Shanghai has become well known as a magnet for foreign direct investment, which last year poured in by a record amount. What has been scarcely appreciated until now, however, is the city's allure for investors from other parts of China - specifically, two cities in neighbouring Zhejiang province.
A study conducted by a leading think-tank for the Shanghai government shows that Wenzhou and Ningbo, two of the mainland's wealthier cities known for their aggressive private-sector expansion, are pumping tens of billions of dollars into China's commercial capital.
This year, according to the study by the Shanghai Academy of Social Sciences, no less than 10 billion yuan (HK$9.4 billion) is expected to move from these two cities to Shanghai.
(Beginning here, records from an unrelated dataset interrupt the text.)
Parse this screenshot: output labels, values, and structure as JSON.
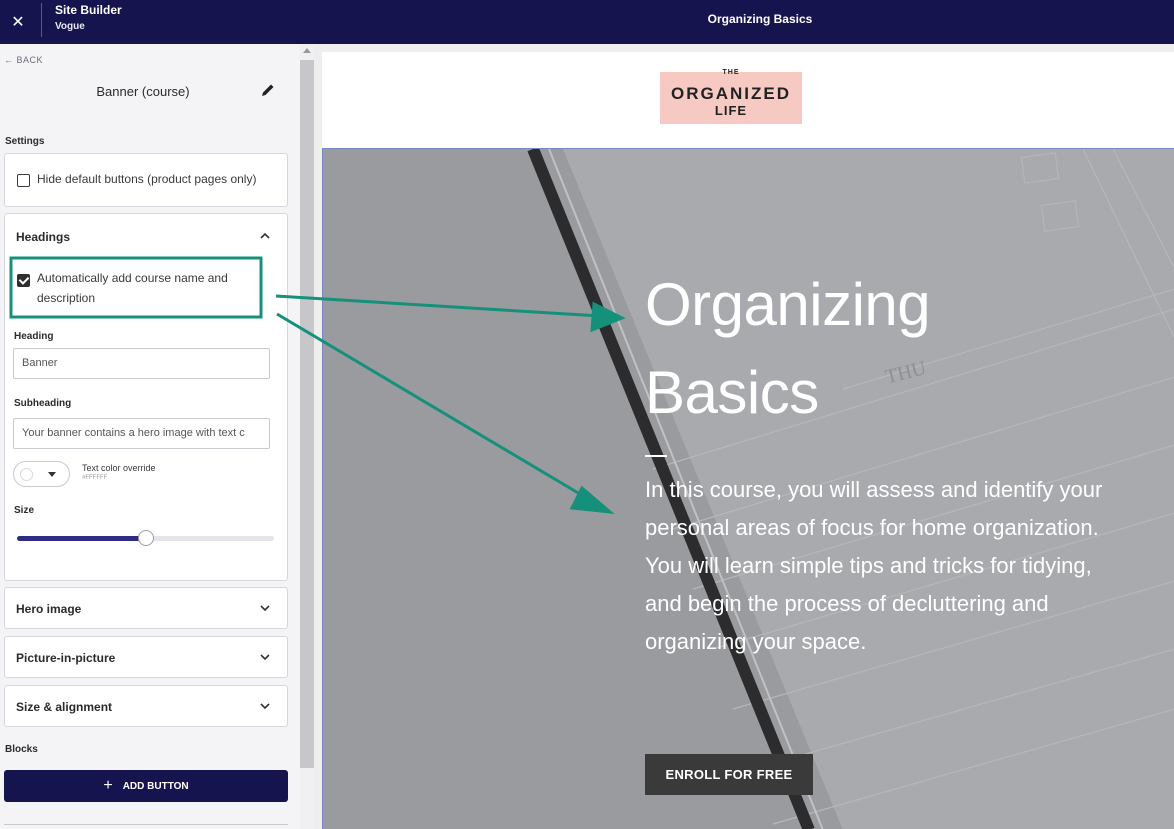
{
  "topbar": {
    "close_icon": "close-icon",
    "app_title": "Site Builder",
    "theme_name": "Vogue",
    "page_title": "Organizing Basics"
  },
  "sidebar": {
    "back_label": "← BACK",
    "panel_title": "Banner (course)",
    "edit_icon": "pencil-icon",
    "settings_label": "Settings",
    "hide_default_buttons": {
      "label": "Hide default buttons (product pages only)",
      "checked": false
    },
    "headings": {
      "title": "Headings",
      "expanded": true,
      "auto_add": {
        "label_line1": "Automatically add course name and",
        "label_line2": "description",
        "checked": true
      },
      "heading_label": "Heading",
      "heading_value": "Banner",
      "subheading_label": "Subheading",
      "subheading_value": "Your banner contains a hero image with text c",
      "text_color_label": "Text color override",
      "text_color_value": "#FFFFFF",
      "size_label": "Size",
      "size_value_fraction": 0.5
    },
    "accordions": [
      {
        "title": "Hero image"
      },
      {
        "title": "Picture-in-picture"
      },
      {
        "title": "Size & alignment"
      }
    ],
    "blocks_label": "Blocks",
    "add_button_label": "ADD BUTTON"
  },
  "preview": {
    "logo": {
      "line1": "THE",
      "line2": "ORGANIZED",
      "line3": "LIFE"
    },
    "hero": {
      "title_line1": "Organizing",
      "title_line2": "Basics",
      "description": "In this course, you will assess and identify your personal areas of focus for home organization. You will learn simple tips and tricks for tidying, and begin the process of decluttering and organizing your space.",
      "enroll_label": "ENROLL FOR FREE",
      "background_word": "THU"
    }
  },
  "colors": {
    "topbar": "#16144f",
    "accent": "#2e2b84",
    "annotation": "#15907a",
    "logo_bg": "#f6c9c3",
    "hero_overlay": "#9fa0a4",
    "enroll_bg": "#3a3a3a"
  }
}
It will feed into a range of sectors, from property to infrastructure, will be seen in the ownership of private hospitals and schools, and will end up in the city's banks as deposits.
'These are stunning findings,' said Wang Lingyi, an economist at the academy who helped with the study, which will be used by the Shanghai government and several central government agencies.
Perhaps just as eye-opening, Mr Wang told the South China Morning Post, was the study's findings on the huge amounts of capital built up in the two cities by the hundreds of thousands of private enterprises that form the backbone of their economies.
Wenzhou, he said, was found to have an estimated 700 billion yuan in personal savings. Put together with Ningbo's estimated 100 billion yuan, this would account for about one-tenth of China's overall household savings of 8.7 trillion yuan.